Take an amble with me through some calculations. If you don’t care to take a walk, the punchline is that if we extrapolate this rate of jobs growth into the future, it will be 2018 before we return to a labor market resembling the one we had before the recession began.
Now for the math. Employment fell dramatically through the recession and its aftermath. The economy has been consistently adding jobs over the last four and a half years. But, we are still experiencing a 6.1 million job shortfall. That’s the amount of jobs needed to keep up with the growth in the potential labor force, shown in the figure below.
Each year, the population keeps growing. Along with it, the potential labor force keeps growing. The chart below projects out the potential labor force in the future. Then, we ran a variety of scenarios to determine how many jobs we need to create each month to get to that line. The reality is that at this month’s pace of job growth, it will take until 2018 to hit the employment level needed to return the economy to the labor market health that prevailed in 2007.

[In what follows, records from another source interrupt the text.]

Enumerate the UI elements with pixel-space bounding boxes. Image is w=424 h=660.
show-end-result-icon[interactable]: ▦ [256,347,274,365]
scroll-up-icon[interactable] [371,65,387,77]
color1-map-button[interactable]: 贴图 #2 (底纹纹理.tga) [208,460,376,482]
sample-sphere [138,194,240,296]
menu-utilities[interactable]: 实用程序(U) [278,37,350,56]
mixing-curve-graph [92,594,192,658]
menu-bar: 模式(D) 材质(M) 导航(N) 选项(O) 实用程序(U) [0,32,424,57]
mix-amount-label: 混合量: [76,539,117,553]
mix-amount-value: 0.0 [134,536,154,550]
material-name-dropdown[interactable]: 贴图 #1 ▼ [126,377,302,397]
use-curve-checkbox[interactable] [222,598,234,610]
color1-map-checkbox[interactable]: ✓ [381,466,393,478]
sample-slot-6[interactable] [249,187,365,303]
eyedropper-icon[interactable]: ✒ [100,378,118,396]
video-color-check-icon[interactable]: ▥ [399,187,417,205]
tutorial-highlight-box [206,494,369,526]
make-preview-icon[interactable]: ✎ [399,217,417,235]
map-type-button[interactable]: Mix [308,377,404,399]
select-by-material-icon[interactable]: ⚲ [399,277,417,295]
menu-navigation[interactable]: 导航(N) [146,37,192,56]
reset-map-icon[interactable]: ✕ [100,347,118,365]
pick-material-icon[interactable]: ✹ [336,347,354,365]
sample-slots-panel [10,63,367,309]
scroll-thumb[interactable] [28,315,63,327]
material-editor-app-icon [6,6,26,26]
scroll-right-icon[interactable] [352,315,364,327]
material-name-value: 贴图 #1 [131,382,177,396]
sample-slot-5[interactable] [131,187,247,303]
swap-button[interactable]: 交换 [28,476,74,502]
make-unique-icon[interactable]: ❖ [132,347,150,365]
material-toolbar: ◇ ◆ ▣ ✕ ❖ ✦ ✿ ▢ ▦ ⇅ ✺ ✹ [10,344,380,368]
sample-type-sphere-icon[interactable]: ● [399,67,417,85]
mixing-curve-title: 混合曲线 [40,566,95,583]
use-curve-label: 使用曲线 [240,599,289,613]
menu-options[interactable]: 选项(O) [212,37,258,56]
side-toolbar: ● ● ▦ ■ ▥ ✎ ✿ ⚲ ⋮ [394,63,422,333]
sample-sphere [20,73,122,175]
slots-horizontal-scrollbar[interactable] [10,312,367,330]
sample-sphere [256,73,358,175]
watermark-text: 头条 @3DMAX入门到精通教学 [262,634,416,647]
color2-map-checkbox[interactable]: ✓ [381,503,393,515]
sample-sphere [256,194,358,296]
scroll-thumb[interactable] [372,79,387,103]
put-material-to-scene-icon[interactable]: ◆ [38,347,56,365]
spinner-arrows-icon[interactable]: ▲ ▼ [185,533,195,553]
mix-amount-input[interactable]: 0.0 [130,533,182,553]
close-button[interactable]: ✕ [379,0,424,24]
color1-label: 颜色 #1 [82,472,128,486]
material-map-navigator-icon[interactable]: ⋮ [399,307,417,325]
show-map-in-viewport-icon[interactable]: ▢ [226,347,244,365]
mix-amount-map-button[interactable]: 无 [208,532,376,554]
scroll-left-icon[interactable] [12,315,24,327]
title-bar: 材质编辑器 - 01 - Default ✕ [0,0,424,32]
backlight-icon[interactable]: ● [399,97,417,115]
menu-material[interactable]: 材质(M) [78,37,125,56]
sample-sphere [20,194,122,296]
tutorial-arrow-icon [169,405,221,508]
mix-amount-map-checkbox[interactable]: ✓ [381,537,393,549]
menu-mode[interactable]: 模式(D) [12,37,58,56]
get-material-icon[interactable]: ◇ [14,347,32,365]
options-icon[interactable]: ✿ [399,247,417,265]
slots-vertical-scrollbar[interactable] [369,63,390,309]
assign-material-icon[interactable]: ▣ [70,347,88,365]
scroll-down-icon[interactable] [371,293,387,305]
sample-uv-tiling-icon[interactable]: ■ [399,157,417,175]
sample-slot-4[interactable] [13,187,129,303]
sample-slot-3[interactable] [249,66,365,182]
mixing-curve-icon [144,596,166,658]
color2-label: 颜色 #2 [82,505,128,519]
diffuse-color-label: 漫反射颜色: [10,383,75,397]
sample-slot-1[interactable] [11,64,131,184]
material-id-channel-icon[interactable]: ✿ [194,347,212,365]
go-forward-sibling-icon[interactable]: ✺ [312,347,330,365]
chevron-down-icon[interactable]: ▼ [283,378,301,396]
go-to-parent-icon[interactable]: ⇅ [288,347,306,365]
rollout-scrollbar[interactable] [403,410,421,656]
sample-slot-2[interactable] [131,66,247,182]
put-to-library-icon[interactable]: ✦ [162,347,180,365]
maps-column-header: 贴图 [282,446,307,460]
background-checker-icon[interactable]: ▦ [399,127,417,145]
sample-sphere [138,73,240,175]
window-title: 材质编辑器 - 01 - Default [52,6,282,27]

If we want to return to the labor market health that prevailed in 2007 much sooner, say, by the end of 2015, we need to start creating 500,000 jobs per month. If we are willing to wait another year and achieve a recovery by the end of 2016, then we’d be willing to accept a growth rate of 305,000 jobs per month.
Between the jobs gap and the sluggish wage growth, it is clear that we are fall from a full recovery.